Master class from Steba / Caso in St. Petersburg (July 1, 2017)

The goal of the "Relay of Professionals" project is to acquaint children with successful, passionate people, so that teenagers have an incentive to learn, get a profession, and achieve results. In their environment there are almost no such successful and in love with their work ... They have no one to take an example from, no one to look up to. That is why these meetings are so important for them.

Ilya Lazerson responded to the request for a master class immediately. Despite his busy schedule, despite the fact that his schedule is actually scheduled for six months in advance, he found time for the wards of the foundation and prepared very carefully for this event. I thoroughly discussed the menu with the staff of the fund, asking in detail what the guys eat and what they don't. And he offered to cook familiar and familiar dishes, but with nuances that will become a real discovery for the children.

For example, how do you make green pasta? Before meeting in the culinary studio of Ilya Lazerson, the guys were sure that with the help of dyes. But it turned out - with the help of spinach. By the way, the conversation about how color appears in dishes turned out to be fascinating for future chefs. They now know that both green pasta and red cake do not need to use "chemistry" at all. And of the tasks that they performed under the guidance of the chef, most of all they liked to make pasta on special machines. "Everything is grown up here!" They said with admiration.
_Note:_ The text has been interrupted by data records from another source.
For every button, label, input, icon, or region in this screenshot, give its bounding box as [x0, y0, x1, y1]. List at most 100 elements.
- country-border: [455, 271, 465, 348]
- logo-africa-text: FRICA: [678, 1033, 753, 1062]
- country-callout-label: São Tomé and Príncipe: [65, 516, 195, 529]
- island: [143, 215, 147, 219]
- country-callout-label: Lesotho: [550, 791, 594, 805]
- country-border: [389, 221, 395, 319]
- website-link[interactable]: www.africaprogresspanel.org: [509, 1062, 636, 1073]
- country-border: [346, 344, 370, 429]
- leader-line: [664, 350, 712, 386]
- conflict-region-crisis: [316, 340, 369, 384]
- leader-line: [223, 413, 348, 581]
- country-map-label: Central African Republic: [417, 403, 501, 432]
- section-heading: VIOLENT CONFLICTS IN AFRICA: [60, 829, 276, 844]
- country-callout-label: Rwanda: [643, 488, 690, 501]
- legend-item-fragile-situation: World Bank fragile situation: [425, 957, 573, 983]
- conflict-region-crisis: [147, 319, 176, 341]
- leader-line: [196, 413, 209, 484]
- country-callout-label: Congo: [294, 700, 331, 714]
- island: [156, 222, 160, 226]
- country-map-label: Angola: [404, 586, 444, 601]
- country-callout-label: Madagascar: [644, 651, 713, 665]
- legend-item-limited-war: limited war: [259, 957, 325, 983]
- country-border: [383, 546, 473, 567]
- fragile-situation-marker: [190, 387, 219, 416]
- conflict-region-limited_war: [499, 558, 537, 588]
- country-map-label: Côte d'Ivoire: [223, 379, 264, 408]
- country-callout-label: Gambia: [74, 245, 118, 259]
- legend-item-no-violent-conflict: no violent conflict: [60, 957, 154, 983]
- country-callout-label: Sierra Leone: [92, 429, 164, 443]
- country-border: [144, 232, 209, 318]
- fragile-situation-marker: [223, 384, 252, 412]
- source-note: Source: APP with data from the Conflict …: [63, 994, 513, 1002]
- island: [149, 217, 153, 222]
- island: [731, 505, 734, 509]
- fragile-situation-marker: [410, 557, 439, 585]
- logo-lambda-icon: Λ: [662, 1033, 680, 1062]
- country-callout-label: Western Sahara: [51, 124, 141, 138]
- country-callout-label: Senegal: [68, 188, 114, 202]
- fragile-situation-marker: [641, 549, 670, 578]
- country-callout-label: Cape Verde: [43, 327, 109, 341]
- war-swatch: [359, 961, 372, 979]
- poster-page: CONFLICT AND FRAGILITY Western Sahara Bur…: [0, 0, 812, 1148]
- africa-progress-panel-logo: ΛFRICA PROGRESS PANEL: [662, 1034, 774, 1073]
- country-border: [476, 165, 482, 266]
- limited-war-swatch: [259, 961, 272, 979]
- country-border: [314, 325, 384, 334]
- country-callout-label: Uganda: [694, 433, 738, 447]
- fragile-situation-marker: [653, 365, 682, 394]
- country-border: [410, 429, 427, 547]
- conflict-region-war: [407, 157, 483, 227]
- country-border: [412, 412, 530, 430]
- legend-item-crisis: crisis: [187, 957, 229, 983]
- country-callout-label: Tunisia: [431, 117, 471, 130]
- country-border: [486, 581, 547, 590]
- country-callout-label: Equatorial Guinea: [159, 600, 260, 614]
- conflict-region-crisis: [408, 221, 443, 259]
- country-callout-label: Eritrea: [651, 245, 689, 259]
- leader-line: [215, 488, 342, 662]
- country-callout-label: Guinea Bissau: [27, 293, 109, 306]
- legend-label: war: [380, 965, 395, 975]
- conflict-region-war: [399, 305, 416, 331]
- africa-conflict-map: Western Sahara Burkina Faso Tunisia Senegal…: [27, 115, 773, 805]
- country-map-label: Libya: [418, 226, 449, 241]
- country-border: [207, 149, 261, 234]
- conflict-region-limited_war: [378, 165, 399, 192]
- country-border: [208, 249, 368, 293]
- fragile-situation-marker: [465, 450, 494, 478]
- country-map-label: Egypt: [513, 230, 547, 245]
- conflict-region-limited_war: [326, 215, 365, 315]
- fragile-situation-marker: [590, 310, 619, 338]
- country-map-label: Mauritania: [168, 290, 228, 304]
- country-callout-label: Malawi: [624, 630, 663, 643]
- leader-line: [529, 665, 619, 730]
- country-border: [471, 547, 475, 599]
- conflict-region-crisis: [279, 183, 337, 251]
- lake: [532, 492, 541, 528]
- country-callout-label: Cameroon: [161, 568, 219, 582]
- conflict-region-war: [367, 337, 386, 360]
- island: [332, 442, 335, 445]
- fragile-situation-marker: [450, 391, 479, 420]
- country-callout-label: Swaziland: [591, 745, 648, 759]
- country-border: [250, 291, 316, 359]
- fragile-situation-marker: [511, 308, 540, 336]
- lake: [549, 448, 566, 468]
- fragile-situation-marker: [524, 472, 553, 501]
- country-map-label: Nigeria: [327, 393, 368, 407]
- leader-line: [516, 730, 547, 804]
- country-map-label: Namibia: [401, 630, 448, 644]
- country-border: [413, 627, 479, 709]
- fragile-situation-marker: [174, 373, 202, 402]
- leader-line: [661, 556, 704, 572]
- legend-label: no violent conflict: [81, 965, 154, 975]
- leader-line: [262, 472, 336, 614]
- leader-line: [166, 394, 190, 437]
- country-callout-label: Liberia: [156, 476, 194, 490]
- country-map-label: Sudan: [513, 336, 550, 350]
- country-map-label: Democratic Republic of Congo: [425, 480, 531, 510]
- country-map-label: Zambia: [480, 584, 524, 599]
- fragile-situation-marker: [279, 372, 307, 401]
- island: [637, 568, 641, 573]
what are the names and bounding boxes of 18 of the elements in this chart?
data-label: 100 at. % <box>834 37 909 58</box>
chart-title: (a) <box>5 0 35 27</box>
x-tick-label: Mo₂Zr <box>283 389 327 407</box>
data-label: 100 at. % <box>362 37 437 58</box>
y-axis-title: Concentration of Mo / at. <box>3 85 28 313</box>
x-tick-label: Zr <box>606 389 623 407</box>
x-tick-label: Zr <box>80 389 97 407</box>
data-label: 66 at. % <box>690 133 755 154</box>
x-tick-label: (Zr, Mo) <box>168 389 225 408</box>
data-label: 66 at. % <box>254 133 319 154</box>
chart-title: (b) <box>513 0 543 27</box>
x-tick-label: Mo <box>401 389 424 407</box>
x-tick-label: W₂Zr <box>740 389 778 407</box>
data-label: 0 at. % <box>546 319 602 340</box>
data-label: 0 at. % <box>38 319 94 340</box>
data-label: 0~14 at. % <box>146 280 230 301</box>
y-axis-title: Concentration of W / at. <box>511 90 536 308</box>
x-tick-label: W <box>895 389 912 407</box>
We had time to cook and communicate. The chef was curious why each of them chose the profession of a cook (the answers, by the way, sounded different, for example, someone dreams of feeding their future wife delicious breakfasts). And his young students were interested in how to achieve success in this profession, when and why it makes sense to work "for food", how to grow up to demand, fame and high salaries.

Ilya Isaakovich answered sincerely, in detail, with humor. He also spoke about his colleagues - successful cooks, graduates of orphanages. He promised to introduce the guys to one of them - his friend who lives and works in St. Petersburg.